Thursday, March 1, 2012

Postcards and Ship's Log - What's the Story?

The Archives and Special Collections recently acquired two postcards showing a parade in Stonington,CT circa 1914. The program can be found in the Library of Congress.The participants on the “Tepee” float are named in the program book of the 1914 Centennial Pageant and Parade held to honor the Town of Stonington’s defense against the British during the War of 1812. If you have visited the Museum, you know that the Native people in the area were more likely to be found in a wigwam than a tipi.

Also in the parade was a whaling boat, brought from New Bedford for the occasion. Again Museum visitors will know that Native people were found on whaling ships, according to a variety of historical resources including ships’ logs. A digital copy of the Blackstone Ship’s Log, 1837, was recently created at the Museum to further such research, thanks to the loan of the original, which is permanently housed at the Stonington Historical Society.

Would you like to know more about wigwams, where and how Pequot tribal members lived in the early 19th and 20th centuries, or how they fit into the story of the whaling industry? Visit us!

Friday, February 10, 2012

Meet the Author

Larry Spotted Crow Mann visited the Research Library on Jan 28, and we know some people missed meeting him because it was a snow postoned date. He was excellent, so consider getting his book, Tales from the Whispering Basket. We're hoping that the weather cooperates for our next Meet the Author-Joan Tavares Avant (Granny Squannit). She'll be here on Sat., March 31, at 11 am. Come meet her and buy her book People of the First Light-she will certainly autograph it for you.

Wednesday, January 25, 2012

Meet the Author this Saturday, Jan. 28

The Museum was closed on January 21-too much snow! Our Meet the Author program takes place this Saturday, January 28, at 11:30 am-12:30 pm. Come meet Larry Spotted Crow Mann (Nipmuc) and talk with him about his book, Tales from the Whispering Basket. Buy a copy from him and get it autographed at his talk.

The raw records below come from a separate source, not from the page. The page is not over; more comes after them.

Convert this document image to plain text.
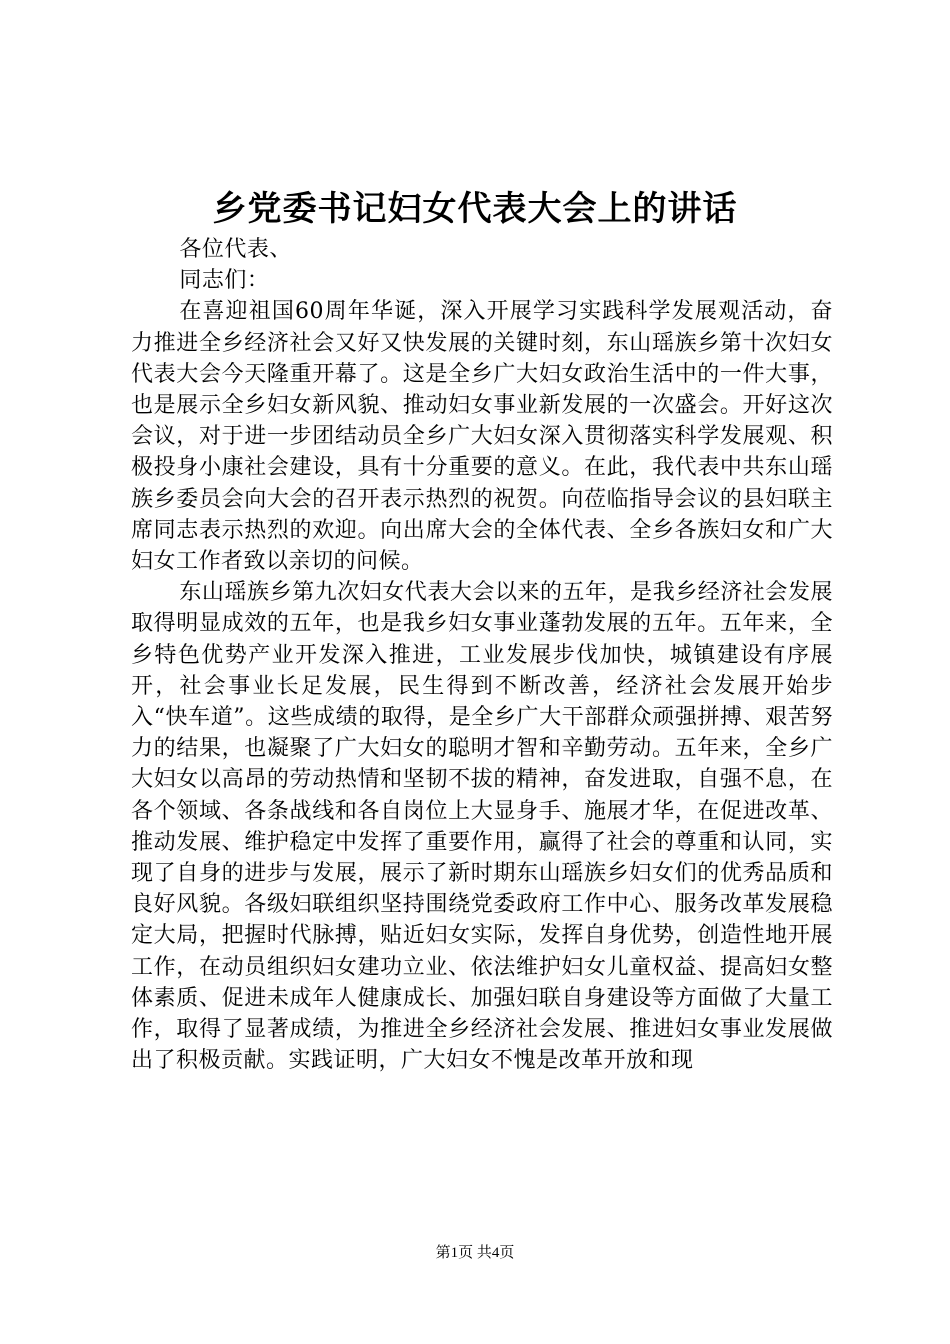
乡党委书记妇女代表大会上的讲话
各位代表、
同志们：

在喜迎祖国60周年华诞，深入开展学习实践科学发展观活动，奋力推进全乡经济社会又好又快发展的关键时刻，东山瑶族乡第十次妇女代表大会今天隆重开幕了。这是全乡广大妇女政治生活中的一件大事，也是展示全乡妇女新风貌、推动妇女事业新发展的一次盛会。开好这次会议，对于进一步团结动员全乡广大妇女深入贯彻落实科学发展观、积极投身小康社会建设，具有十分重要的意义。在此，我代表中共东山瑶族乡委员会向大会的召开表示热烈的祝贺。向莅临指导会议的县妇联主席同志表示热烈的欢迎。向出席大会的全体代表、全乡各族妇女和广大妇女工作者致以亲切的问候。

东山瑶族乡第九次妇女代表大会以来的五年，是我乡经济社会发展取得明显成效的五年，也是我乡妇女事业蓬勃发展的五年。五年来，全乡特色优势产业开发深入推进，工业发展步伐加快，城镇建设有序展开，社会事业长足发展，民生得到不断改善，经济社会发展开始步入“快车道”。这些成绩的取得，是全乡广大干部群众顽强拼搏、艰苦努力的结果，也凝聚了广大妇女的聪明才智和辛勤劳动。五年来，全乡广大妇女以高昂的劳动热情和坚韧不拔的精神，奋发进取，自强不息，在各个领域、各条战线和各自岗位上大显身手、施展才华，在促进改革、推动发展、维护稳定中发挥了重要作用，赢得了社会的尊重和认同，实现了自身的进步与发展，展示了新时期东山瑶族乡妇女们的优秀品质和良好风貌。各级妇联组织坚持围绕党委政府工作中心、服务改革发展稳定大局，把握时代脉搏，贴近妇女实际，发挥自身优势，创造性地开展工作，在动员组织妇女建功立业、依法维护妇女儿童权益、提高妇女整体素质、促进未成年人健康成长、加强妇联自身建设等方面做了大量工作，取得了显著成绩，为推进全乡经济社会发展、推进妇女事业发展做出了积极贡献。实践证明，广大妇女不愧是改革开放和现

第1页 共4页
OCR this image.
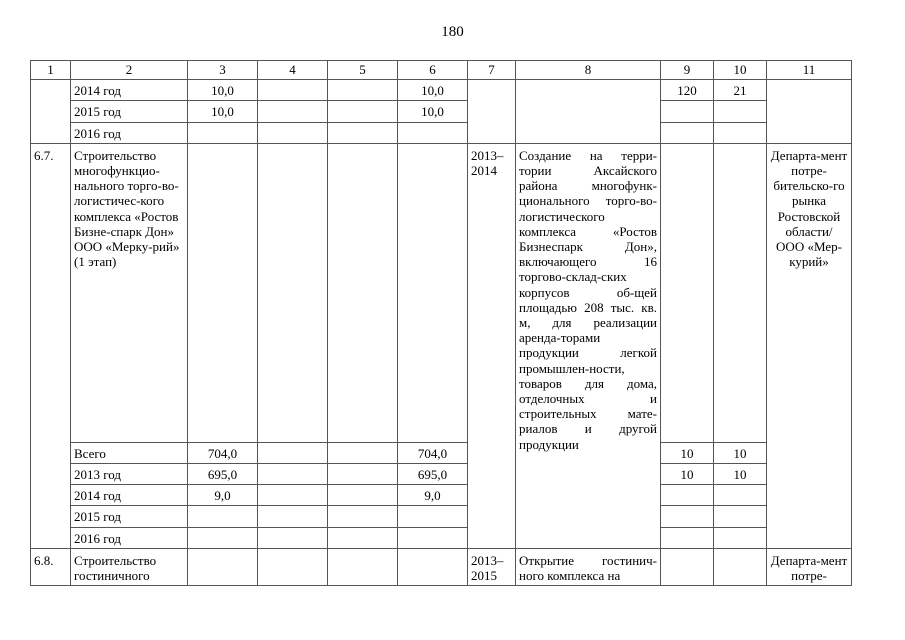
180
1	2	3	4	5	6	7	8	9	10	11
	2014 год	10,0			10,0			120	21	
	2015 год	10,0			10,0					
	2016 год									
6.7.	Строительство многофункцио-нального торго-во-логистичес-кого комплекса «Ростов Бизне-спарк Дон» ООО «Мерку-рий» (1 этап)					2013– 2014	Создание на терри-тории Аксайского района многофунк-ционального торго-во-логистического комплекса «Ростов Бизнеспарк Дон», включающего 16 торгово-склад-ских корпусов об-щей площадью 208 тыс. кв. м, для реализации аренда-торами продукции легкой промышлен-ности, товаров для дома, отделочных и строительных мате-риалов и другой продукции			Департа-мент потре-бительско-го рынка Ростовской области/ ООО «Мер-курий»
	Всего	704,0			704,0			10	10	
	2013 год	695,0			695,0			10	10	
	2014 год	9,0			9,0					
	2015 год									
	2016 год									
6.8.	Строительство гостиничного					2013– 2015	Открытие гостинич-ного комплекса на			Департа-мент потре-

Thursday, January 19, 2012

Larry Spotted Crow Mann

Snow? Maybe this Saturday…we hope not because Larry Spotted Crow Mann (Nipmuc) will be in the Research Library from 11:30 until 12:30 pm, greeting people and talking about his book, Tales from the Whispering Basket, composed of short pieces reflecting his Native roots and family traditions. So if it doesn’t snow and you want to meet him, please come to the first-ever Meet the Author program. It’s free! If the Museum is closed-call 800-411-9671 to check the status-come next Saturday, January 28, same time and place.

Thursday, January 5, 2012

Meet the Author: Larry Spotted Crow Mann

Saturday, January 21, 11:30 am-12:30 pm

This year the Research Library debuts Meet the Author, a new program that brings local Native authors to the Museum to discuss their works. We’re pleased that Larry Spotted Crow Mann (Nipmuc) is the first featured writer in the series. His book, Tales from the Whispering Basket, has received praise from readers and reviewers. His stories reflect his Native roots and family oral traditions but also embrace universal themes, with mature content. Spotted Crow has performed here with The Quabbin Lake Singers, and now we welcome him as a writer. Please join us to hear him talk about his book and the inspiration for writing the stories. Buy a copy for yourself or as a gift and get it autographed. In the Research Library, ages 14 and older. Free. Snow date is Jan. 28.